You can still argue for a future-focused intervention. But you cannot simply say: “This saves more future people than saving people today.”
You have to show that it still wins after counting what was lost by not saving people today: their lives, their descendants, their relationships, their knowledge, their work, their care, their influence, and all the future capacity that would have flowed through them.
That is the bigger picture. The future is not separate from the present. The future is computed by the present.
In Conclusion
Longtermism is right to ask us to think beyond the present. But if we are going to count the future, we have to count it consistently.
We cannot count future people in one scenario while treating people saved today as if their influence ends at the moment of rescue. People alive today are not just present-tense beneficiaries. They are part of the machinery that creates the future.
This does not mean present lives always outweigh future lives. It means the comparison has to be honest.
If a future-focused intervention wants priority, it has to beat the whole branch preserved by saving people today: their lives, their descendants, their relationships, their knowledge, their work, their care, their influence, and the future capacity that would have flowed through them.
A saved life is not a point. It is a branch. And the future is not separate from the present.
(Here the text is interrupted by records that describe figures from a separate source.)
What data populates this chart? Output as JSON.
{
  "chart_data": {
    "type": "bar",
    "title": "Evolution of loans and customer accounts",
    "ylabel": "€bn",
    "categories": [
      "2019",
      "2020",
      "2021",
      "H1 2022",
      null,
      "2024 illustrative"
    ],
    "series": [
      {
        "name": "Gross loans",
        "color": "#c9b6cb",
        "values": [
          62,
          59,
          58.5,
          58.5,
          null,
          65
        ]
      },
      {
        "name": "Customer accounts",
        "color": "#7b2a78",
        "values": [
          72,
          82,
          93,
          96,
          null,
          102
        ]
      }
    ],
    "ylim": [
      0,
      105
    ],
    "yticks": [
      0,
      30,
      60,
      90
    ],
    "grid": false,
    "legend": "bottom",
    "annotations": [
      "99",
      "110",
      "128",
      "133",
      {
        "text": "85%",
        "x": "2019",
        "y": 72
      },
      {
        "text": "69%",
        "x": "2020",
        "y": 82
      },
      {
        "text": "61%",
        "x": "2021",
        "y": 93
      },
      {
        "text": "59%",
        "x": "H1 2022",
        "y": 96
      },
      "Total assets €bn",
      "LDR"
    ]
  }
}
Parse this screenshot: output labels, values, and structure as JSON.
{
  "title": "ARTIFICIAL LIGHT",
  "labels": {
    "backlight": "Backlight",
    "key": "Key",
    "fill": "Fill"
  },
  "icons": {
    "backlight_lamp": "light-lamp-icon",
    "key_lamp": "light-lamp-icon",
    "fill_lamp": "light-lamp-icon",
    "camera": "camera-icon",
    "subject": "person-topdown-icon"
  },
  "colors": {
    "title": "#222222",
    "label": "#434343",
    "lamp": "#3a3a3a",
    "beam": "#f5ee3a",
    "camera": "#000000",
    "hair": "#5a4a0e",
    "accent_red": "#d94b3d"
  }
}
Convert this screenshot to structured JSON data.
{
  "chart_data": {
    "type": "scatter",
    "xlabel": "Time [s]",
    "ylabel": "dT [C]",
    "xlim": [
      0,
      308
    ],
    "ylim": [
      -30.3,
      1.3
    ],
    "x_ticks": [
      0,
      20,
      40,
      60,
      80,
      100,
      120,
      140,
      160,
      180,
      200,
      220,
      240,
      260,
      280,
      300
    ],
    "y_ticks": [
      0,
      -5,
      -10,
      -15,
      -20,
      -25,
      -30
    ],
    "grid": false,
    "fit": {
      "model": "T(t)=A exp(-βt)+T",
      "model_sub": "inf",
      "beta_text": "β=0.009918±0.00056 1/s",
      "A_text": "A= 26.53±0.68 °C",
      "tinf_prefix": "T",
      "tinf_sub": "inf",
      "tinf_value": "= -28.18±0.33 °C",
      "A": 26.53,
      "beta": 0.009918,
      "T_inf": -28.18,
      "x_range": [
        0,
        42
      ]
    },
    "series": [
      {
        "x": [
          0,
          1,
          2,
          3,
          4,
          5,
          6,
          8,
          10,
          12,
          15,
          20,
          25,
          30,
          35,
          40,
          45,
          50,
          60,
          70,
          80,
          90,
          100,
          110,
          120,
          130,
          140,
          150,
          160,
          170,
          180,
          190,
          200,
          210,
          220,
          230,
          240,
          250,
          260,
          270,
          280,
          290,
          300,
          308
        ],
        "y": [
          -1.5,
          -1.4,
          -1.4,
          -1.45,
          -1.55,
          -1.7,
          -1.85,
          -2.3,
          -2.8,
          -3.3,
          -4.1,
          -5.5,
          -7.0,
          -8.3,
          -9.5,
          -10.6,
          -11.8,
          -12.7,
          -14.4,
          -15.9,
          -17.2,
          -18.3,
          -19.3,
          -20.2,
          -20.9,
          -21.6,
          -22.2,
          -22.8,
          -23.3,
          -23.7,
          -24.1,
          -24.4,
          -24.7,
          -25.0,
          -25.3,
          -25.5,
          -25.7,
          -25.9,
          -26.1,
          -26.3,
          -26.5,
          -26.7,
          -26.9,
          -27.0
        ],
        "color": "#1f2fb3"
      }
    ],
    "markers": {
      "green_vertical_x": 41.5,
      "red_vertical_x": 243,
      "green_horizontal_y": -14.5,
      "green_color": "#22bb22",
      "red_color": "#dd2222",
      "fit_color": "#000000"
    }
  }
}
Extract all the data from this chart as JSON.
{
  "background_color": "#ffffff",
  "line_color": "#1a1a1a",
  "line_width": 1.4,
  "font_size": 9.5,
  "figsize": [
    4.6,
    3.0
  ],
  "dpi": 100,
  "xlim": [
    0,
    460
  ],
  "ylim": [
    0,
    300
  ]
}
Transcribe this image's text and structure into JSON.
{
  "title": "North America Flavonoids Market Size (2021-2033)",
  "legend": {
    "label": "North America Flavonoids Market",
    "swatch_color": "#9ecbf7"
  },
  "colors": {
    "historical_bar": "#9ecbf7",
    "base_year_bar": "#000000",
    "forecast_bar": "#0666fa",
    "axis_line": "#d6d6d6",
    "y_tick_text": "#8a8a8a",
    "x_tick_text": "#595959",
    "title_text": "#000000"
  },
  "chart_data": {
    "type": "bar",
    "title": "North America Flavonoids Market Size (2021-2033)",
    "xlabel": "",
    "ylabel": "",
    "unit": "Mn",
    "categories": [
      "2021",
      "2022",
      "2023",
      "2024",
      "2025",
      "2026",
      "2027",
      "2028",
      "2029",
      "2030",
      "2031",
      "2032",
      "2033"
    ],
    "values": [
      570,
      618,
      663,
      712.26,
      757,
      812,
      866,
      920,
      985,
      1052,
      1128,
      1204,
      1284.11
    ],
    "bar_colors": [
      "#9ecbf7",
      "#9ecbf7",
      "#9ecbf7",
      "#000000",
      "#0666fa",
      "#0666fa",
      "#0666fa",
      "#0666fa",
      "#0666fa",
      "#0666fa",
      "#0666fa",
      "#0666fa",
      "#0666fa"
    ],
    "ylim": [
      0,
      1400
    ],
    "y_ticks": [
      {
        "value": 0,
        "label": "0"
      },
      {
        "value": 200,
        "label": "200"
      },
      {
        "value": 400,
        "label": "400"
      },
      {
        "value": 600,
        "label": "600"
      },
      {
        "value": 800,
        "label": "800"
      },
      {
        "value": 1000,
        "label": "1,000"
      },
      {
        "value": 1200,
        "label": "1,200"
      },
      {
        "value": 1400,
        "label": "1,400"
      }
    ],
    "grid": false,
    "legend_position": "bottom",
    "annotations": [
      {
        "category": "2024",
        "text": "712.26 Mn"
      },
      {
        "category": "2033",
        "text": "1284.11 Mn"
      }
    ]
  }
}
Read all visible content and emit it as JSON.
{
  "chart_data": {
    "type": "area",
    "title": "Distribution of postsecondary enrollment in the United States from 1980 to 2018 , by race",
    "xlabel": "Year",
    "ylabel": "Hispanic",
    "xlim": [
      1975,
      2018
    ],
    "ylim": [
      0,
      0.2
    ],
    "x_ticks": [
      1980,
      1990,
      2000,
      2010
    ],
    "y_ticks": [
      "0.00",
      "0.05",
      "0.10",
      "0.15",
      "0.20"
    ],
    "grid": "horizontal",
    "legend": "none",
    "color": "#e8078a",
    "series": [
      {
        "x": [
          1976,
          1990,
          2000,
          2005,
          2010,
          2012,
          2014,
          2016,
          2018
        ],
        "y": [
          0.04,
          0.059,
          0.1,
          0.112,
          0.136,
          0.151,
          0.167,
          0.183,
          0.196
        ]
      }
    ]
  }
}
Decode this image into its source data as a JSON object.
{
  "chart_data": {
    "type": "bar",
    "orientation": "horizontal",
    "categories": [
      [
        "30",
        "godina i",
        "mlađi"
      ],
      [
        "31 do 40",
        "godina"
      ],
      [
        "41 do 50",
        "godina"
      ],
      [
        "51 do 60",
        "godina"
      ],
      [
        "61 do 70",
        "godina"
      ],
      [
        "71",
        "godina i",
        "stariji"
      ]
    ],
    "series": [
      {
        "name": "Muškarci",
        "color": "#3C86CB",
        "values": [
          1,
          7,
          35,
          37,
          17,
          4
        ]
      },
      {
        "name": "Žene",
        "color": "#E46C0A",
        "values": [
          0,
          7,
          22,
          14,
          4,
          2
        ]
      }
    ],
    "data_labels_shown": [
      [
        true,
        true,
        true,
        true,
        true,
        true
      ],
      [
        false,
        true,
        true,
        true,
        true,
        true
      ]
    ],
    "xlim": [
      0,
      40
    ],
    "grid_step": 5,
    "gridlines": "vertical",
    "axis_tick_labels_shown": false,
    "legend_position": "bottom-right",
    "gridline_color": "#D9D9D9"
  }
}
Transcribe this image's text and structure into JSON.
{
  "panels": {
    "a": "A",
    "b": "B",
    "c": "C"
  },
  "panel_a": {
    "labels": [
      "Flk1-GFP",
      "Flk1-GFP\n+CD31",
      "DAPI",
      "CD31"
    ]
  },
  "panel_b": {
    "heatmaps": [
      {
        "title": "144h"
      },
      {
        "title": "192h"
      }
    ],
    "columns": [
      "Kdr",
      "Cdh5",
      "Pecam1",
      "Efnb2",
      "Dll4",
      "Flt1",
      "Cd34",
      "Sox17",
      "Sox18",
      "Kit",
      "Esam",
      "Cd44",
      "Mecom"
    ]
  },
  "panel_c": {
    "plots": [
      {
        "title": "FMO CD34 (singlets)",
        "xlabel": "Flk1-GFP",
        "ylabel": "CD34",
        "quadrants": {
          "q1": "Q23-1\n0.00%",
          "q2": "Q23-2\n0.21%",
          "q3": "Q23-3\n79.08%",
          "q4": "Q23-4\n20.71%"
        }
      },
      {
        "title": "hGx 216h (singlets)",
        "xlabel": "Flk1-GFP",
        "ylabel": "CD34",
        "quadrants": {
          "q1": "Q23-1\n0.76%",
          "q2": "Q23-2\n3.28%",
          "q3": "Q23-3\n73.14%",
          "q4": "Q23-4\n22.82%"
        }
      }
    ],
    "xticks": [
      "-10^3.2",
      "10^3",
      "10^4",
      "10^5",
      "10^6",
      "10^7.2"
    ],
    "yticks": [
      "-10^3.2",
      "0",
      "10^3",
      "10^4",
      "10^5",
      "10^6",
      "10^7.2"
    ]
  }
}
The future is computed by the present.
This is not meant as a precise demographic forecast. Real population dynamics are more complicated: generations overlap, fertility changes, some descendants may replace people who would otherwise have existed, and the relevant moral unit may be person-years, welfare, or capacity rather than simple headcount. The point of the example is only illustrative. It shows that saving people today does not merely preserve a fixed number of present lives. It preserves a causal branch that can extend into the future.